Günther bekräftigte die Entschlossenheit der Landesregierung, den Bau eines LNG-Terminals für verflüssigtes Erdgas in Brunsbüttel mit Hochdruck voranzutreiben. "LNG ist eine Alternative zu russischem Gas, und perspektivisch soll dieses Terminal auch für die Aufnahme von grünem Wasserstoff geeignet sein", erklärte er. Der Bund müsse das Planungs- und Genehmigungsrecht zügig beschleunigen.
"Angesichts des Klimawandels und der sicherheitspolitischen Relevanz muss es bei der Energiewende jetzt in Rekordtempo vorangehen", äußerte Finanzministerin Monika Heinold (Grüne). "Wir brauchen einen Pakt für energiepolitische Unabhängigkeit." Dafür müssten Politik und Wirtschaft an einem Strang ziehen.
Für die Leistungsfähigkeit der Wehrtechnik in Deutschland sei es wichtig, die Fähigkeiten der Unternehmen in die Programme der Bundesregierung einzubringen, sagte Wirtschaftsminister Bernd Buchholz (FDP). Es passe auch nicht in die Zeit, Investitionen in Wehr- und Rüstungstechnik als nicht nachhaltig zu kritisieren.
"Wir dürfen keine Zeit verlieren, um unsere Energieversorgung zu diversifizieren", erklärte UV Nord-Präsident Murmann. Industrie und Wirtschaft seien auf eine wettbewerbsfähige und zuverlässige Energieversorgung angewiesen. Ungehemmt steigende Energiepreise würden den dringend benötigen Aufschwung nach der Pandemie abwürgen.
Die direkten Belastungen der EU-Sanktionen gegen Russland seien für die meisten Unternehmen im Land beherrschbar, sagte IHK-Vizepräsident Knud Hansen. Gleichwohl sei die Betroffenheit in Einzelfällen hoch, etwa wegen ausstehender Zahlungseingänge oder logistischer Hindernisse für Warentransporte. So fehlten plötzlich Zehntausende ukrainische Lastwagenfahrer in Diensten polnischer Spediteure auch für Fahrten in Westeuropa. Die Ausschläge an den Rohstoff-, Energie- und Getreidebörsen träfen alle Gewerbetreibenden und Verbraucher. Zu befürchten sei auch, dass das Russlandgeschäft hiesiger Unternehmen vorübergehend zum Erliegen komme.
"Um die Rohstoffabhängigkeit zu minimieren, steht die schnelle Umsetzung der Energiewende ganz oben auf der Tagesordnung", sagte die Vorsitzende des DGB Nord, Laura Pooth.
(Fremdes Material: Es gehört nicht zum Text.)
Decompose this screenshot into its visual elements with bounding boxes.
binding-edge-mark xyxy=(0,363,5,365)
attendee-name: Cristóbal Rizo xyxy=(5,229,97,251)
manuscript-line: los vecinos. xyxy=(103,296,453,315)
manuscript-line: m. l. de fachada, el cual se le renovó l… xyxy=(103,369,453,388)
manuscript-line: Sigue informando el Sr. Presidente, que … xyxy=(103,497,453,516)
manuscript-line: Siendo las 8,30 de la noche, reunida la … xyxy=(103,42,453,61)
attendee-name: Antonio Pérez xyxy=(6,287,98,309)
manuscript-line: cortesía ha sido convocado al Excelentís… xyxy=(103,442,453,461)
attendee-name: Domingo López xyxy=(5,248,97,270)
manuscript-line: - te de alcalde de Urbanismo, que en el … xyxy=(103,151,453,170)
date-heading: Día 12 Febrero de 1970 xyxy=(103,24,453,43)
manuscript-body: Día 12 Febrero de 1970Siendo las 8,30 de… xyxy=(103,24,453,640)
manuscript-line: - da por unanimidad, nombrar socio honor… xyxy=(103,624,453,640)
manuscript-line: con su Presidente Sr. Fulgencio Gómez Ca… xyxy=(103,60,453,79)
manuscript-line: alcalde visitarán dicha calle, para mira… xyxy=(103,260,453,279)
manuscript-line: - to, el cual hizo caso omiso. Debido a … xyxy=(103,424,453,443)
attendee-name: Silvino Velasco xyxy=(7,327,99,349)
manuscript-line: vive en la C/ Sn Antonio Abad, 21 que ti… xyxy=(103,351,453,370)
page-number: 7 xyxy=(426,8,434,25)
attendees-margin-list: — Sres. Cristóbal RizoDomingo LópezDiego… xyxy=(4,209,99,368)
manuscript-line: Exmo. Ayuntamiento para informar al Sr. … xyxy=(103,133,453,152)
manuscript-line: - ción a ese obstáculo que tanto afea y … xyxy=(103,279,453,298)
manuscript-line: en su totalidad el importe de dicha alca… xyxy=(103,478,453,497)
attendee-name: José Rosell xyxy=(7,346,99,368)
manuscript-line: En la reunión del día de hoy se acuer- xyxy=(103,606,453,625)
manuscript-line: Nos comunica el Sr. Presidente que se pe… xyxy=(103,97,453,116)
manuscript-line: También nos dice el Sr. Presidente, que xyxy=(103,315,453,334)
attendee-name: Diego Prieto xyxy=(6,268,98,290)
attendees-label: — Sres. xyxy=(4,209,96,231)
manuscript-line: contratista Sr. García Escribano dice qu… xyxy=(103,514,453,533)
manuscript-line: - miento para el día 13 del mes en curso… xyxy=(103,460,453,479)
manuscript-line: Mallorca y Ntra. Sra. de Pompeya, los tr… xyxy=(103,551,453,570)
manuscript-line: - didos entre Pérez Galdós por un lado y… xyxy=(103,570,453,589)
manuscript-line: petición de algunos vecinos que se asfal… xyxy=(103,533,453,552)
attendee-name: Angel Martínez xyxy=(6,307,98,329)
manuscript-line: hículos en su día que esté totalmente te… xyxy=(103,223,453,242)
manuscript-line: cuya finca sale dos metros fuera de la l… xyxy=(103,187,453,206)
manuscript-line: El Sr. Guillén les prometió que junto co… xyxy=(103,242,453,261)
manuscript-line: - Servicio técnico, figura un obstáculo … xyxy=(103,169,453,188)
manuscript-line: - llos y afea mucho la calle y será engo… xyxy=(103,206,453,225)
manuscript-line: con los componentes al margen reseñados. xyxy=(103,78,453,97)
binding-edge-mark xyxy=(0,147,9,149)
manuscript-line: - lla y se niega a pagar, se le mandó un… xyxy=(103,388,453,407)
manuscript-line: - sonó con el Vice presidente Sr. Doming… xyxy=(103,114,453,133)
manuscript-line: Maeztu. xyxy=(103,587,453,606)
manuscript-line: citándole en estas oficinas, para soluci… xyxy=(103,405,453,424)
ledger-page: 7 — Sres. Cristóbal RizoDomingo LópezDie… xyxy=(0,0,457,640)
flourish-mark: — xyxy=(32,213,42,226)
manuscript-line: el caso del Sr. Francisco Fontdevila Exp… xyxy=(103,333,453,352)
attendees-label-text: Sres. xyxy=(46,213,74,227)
Energie-, Heiz- und Mobilitätskosten müssten auch für Haushalte mit niedrigem Einkommen bezahlbar bleiben. Es drohten Mehrkosten von monatlich 100 Euro pro Familie. Zusätzliche Belastungen müsse die Politik abfedern. So würde ein vorübergehender Gaspreisdeckel entlastend wirken.